Round cell tumors can be considered as a differential diagnosis especially Ewing sarcoma family, alveolar rhabdomyosarcoma or poorly differentiated synovial sarcoma. Diagnosis requires radiology, histopathology, IHC and cytogenetic studies [7-10].

The gene capicua transcriptional repressor (CIC), located on the chromosome 19q13.2, is a gene involved in the way of the EGFR and is over-expressed in the cerebellar tissue.

In a recent review of Specht et al. [11], the digestive localization is still exceptional. The authors reported only two cases arising from the stomach and from peritoneum.

Despite aggressive treatment, they exhibit high rates of metastasis to lung and brain, often with a poor prognosis, and median survival is < 2 years.

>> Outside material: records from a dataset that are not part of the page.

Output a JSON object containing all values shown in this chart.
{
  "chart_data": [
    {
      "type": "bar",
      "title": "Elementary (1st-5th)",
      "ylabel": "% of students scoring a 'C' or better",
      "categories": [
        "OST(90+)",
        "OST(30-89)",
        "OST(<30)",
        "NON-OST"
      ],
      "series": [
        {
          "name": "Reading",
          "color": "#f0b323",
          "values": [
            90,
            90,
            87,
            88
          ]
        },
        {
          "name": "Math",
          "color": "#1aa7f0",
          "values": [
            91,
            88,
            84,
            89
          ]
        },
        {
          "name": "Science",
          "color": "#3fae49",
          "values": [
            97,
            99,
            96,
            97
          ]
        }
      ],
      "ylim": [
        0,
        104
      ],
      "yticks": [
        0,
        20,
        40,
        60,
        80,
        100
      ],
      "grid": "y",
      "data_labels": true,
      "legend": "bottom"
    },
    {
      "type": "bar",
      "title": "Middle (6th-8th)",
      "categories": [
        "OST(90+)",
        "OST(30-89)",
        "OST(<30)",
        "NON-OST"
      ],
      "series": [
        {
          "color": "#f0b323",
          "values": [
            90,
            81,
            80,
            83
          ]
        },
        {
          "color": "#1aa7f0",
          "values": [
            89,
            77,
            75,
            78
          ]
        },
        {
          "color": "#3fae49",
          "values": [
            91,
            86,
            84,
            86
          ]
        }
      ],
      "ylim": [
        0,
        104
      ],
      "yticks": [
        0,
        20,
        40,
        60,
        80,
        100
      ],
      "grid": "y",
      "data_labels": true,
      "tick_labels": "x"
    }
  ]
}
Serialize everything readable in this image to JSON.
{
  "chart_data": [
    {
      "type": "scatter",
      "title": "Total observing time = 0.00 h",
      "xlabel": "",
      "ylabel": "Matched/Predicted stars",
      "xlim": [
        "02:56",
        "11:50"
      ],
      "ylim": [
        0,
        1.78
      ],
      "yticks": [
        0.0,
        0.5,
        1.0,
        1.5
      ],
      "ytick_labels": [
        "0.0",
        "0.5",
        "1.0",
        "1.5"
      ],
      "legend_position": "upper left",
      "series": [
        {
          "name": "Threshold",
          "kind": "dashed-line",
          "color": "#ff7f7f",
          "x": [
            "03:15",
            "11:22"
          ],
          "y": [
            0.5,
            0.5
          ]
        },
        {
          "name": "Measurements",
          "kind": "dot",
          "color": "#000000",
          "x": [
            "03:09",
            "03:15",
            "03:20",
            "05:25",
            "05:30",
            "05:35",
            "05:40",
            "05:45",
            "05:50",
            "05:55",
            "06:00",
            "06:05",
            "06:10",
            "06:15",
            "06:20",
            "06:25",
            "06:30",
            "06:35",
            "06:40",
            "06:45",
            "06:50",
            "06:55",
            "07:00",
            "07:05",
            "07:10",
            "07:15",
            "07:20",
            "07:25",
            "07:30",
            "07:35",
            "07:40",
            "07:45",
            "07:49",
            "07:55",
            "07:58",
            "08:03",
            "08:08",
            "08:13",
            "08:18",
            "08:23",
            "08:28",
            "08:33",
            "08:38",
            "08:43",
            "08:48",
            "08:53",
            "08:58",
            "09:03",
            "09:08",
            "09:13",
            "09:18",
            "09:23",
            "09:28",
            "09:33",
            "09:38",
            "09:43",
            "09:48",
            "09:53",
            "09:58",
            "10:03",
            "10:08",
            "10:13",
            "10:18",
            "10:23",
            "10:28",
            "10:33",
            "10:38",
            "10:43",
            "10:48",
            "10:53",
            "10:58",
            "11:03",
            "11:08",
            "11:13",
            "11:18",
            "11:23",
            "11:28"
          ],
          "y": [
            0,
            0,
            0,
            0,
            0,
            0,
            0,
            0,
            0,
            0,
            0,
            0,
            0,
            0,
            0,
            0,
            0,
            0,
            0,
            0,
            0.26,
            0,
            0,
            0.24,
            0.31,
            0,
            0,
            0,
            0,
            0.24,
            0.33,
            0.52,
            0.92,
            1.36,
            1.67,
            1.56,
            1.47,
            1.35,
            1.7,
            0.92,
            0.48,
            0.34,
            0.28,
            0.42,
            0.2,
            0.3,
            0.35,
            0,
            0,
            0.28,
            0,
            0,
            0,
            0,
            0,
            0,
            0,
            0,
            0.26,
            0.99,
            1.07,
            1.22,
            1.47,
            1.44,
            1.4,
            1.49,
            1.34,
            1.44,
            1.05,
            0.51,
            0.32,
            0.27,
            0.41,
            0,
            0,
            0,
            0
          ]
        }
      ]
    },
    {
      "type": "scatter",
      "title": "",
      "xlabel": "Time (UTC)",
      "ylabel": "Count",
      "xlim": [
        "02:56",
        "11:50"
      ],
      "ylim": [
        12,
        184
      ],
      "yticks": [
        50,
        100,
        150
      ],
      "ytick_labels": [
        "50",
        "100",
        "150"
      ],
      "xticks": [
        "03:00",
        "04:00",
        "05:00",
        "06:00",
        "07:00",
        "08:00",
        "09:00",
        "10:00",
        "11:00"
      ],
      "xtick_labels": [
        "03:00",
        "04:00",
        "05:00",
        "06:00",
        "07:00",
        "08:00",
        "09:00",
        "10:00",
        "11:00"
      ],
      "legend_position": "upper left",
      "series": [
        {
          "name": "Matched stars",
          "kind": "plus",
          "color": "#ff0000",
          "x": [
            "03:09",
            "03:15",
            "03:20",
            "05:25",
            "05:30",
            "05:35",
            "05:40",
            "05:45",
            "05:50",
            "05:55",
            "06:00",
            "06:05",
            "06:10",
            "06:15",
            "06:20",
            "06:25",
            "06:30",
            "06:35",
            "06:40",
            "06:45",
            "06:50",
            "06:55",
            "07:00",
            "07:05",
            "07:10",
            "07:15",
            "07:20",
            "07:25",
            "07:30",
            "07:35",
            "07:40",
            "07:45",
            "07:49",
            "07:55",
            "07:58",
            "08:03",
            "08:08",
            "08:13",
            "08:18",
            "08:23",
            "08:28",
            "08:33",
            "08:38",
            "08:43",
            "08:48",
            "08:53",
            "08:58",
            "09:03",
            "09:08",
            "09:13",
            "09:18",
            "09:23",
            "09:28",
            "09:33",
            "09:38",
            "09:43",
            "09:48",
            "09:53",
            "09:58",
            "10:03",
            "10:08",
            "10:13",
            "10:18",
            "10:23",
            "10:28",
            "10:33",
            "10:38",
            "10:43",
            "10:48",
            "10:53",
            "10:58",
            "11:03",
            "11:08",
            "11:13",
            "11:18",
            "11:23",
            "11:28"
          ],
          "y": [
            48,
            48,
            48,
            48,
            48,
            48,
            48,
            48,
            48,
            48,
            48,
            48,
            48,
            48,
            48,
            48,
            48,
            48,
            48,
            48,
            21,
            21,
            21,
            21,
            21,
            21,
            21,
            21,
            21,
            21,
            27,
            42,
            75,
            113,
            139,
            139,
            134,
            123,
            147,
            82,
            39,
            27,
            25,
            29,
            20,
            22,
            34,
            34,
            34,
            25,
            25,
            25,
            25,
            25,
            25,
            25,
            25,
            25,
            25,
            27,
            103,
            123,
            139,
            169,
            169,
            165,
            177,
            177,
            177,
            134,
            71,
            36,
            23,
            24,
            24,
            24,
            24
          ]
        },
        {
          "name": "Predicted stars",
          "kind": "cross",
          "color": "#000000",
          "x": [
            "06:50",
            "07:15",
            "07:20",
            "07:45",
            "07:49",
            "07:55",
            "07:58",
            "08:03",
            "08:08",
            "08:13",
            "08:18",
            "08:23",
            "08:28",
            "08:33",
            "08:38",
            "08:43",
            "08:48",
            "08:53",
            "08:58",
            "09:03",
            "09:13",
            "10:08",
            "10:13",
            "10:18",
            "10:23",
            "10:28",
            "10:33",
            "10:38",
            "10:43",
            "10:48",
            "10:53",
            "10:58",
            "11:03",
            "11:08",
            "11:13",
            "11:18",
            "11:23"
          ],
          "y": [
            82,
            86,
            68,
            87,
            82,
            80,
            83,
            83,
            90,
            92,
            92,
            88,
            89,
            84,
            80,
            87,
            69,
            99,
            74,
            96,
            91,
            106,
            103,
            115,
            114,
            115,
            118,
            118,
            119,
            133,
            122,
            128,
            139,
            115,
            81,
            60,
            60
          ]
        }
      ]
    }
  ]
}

There is no standard therapy for this rare disease. It’s often treated “like Ewing sarcoma”, by surgery and chemotherapy. Chemotherapy combinations such as doxorubicin and ifosfamide, or doxorubicin, vincristine and cyclophosphamide are usually used.

Conclusion

Undifferentiated small round cell sarcomas are aggressive tumors. Their treatment includes surgery and chemotherapy. Resistance to chemotherapy is common. Lung and brain are common sites of metastasis, with poor prognosis. Generally, median survival is less than 2 years. Newer techniques have been developed recently which helped identify a subset of previously unclassifiable sarcomas, with promising prognostic value.